Addressing a longstanding criticism of the farm bill, lawmakers are closing a loophole federal investigators said allowed people to get government benefits without actually doing work.
The U.S. Department of Agriculture hands out roughly $5 billion annually in payments and farm subsidies, but the requirements aren’t stringent enough to stop payments to people who aren’t actively engaged in farming, investigators said.
Now both the House and Senate have passed legislation that would require individuals to “make a significant contribution of personal labor” to a farm in order to receive benefits.
“It’s a change that’s long overdue,” said Daren Bakst, an agricultural policy analyst at the Heritage Foundation, a conservative think tank. “It’s been an abuse that’s existed that’s allowed people who really have no role in farming to get payments.”
The money went to support not only farm workers but also managers. Yet the definition of what qualified as “management” was too broad, according to the Government Accountability Office, Congress’ chief watchdog arm.
The Farm Service Agency that oversees the funding had difficulty determining “whether an individual had made a significant contribution of active personal management, potentially allowing individuals who may have had limited involvement in a farming operation to receive payments,” GAO said.
Mr. Bakst said the system allowed for abuse by people who received money for farms on which they rarely — if ever — worked.
“The concern is that you create a general partnership and get a bunch of people that you say have a management role that live five states away and really have nothing to do with the farm,” he said.
The general partnerships receive the most money and have the most potential for abuse, GAO said. The largest such partnership received almost $652,000 in 2012, based on 16 different people claiming they were managing the farm.
Now both the House and Senate have passed legislation that would only allow a single person per farm to be considered a manager. Mr. Bakst said the final bill being negotiated in Congress has a good chance to pass and be sent to the president for a signature.
Sen. Chuck Grassley, an Iowa Republican who serves on the Senate Agriculture Committee, said there’s been too much subterfuge under the current law.
“The loophole has been allowed to stand for too long,” he said in a news release. “It’s time to close it once and for all and put the issue to rest so we can maintain a safety net for the farmers who really need it.”
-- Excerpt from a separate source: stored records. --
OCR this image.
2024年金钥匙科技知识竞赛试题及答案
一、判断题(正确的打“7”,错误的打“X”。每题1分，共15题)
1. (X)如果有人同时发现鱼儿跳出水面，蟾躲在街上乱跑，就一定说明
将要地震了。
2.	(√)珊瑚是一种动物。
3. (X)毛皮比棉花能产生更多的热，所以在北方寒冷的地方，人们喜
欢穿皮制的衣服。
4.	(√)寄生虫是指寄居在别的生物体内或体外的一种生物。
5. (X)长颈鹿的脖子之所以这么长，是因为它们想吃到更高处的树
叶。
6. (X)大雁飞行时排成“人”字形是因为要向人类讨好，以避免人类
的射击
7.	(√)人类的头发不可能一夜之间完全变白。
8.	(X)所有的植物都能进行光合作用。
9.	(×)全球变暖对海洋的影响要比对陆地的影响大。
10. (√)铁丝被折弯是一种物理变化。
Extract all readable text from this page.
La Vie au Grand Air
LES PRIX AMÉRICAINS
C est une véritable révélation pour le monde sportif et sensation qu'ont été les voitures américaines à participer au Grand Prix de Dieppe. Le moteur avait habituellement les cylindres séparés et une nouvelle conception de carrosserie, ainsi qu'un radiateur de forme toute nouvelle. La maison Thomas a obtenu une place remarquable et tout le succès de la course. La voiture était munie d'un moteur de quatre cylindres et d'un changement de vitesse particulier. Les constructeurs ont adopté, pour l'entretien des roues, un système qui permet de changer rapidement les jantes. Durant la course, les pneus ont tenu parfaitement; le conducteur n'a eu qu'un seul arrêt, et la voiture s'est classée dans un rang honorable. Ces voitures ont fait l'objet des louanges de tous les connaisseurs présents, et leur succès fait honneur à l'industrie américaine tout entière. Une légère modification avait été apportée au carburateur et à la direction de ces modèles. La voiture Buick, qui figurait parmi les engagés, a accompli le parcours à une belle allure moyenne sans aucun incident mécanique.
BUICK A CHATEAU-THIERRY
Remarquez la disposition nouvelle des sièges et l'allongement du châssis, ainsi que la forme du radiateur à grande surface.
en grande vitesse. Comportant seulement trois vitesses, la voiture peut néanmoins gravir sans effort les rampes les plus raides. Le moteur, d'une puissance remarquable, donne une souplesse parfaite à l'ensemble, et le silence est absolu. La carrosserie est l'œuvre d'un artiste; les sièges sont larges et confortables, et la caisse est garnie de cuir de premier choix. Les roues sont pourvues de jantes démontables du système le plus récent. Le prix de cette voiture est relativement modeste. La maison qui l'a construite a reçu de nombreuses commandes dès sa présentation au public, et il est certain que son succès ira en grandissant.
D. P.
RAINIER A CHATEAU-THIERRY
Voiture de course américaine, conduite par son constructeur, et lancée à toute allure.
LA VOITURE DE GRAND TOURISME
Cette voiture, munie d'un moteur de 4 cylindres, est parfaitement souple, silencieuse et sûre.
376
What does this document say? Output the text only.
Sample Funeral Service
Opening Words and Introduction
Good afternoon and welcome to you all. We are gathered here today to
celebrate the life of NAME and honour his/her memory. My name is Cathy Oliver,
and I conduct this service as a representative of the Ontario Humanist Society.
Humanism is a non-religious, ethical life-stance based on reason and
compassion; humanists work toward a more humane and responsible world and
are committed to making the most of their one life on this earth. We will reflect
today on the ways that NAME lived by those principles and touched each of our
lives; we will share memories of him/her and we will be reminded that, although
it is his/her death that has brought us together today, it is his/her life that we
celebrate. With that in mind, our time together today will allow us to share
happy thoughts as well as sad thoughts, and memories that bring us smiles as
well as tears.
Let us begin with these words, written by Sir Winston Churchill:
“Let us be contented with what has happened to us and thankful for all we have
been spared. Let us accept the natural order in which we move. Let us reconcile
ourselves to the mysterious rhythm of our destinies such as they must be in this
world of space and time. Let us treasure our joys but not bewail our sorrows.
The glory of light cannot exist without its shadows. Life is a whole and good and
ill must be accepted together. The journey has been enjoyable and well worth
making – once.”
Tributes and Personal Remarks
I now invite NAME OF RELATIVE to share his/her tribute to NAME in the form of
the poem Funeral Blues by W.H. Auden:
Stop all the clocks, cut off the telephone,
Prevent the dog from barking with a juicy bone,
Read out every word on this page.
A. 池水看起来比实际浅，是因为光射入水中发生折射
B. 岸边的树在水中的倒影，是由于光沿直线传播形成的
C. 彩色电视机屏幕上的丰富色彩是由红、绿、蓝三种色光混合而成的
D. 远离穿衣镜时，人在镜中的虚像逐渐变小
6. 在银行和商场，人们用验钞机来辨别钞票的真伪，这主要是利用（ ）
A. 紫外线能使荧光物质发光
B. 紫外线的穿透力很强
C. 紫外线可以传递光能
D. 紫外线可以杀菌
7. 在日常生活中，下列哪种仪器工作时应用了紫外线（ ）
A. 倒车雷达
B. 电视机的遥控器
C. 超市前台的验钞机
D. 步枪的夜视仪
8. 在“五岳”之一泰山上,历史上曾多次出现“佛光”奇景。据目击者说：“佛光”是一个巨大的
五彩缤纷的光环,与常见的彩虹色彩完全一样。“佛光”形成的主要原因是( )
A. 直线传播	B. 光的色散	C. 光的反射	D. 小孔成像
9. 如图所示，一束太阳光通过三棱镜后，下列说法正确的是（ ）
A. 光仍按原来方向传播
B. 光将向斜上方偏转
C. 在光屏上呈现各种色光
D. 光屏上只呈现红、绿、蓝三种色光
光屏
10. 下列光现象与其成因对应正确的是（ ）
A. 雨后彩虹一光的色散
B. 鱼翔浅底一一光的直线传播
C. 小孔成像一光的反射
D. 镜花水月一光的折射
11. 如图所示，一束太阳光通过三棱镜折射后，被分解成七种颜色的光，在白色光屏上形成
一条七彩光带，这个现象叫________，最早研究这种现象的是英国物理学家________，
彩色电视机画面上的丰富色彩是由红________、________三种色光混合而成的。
GAO investigators have document several examples of questionable behavior under the current rules. One farm in the Midwest listed 11 different people as providing personal management, including two who lived hundreds of miles away in southern Florida. One of the Florida residents was 88 years old, while another person listed as a manager was only 16 when he or she first began getting payments from the government.
And another farm paid three full-time managers according to their records, yet listed an additional eight people as managers when applying for federal benefits, GAO said.
Oversight has been ineffective, investigators argued, and most people were taken at their word when they claimed to work on farms. In a 2009 survey of 688 people who claimed management responsibilities, FSA state offices disqualified only four individuals.
A 2010 check eliminated a few more: out of 664 people claiming management responsibilities, officials found only 639 qualified.
GAO and FSA have sparred in the past over what qualifies as management. In 2004, the GAO said the regulations needed to be stricter, but FSA has often said it would wait for congressional action first because its guidelines were adequate.
“The current regulatory definition of a significant contribution of active personal management has been in effect for over 20 years; Congress has not mandated a more restrictive definition during that time,” FSA said in 2010.
Now, FSA said it agrees with the GAO’s recommendation that farm management oversight needs to be tightened — an indication the agency expects the new guidelines to become law.
Mr. Bakst said closing the loophole is a small step toward combating fraud and waste.
“There’s not much when it comes to reforms,” he said. “This would be one way to address an abuse but there’s so many other programs that are worse that drive up prices for taxpayers, consumers and neither bill really addresses those programs.”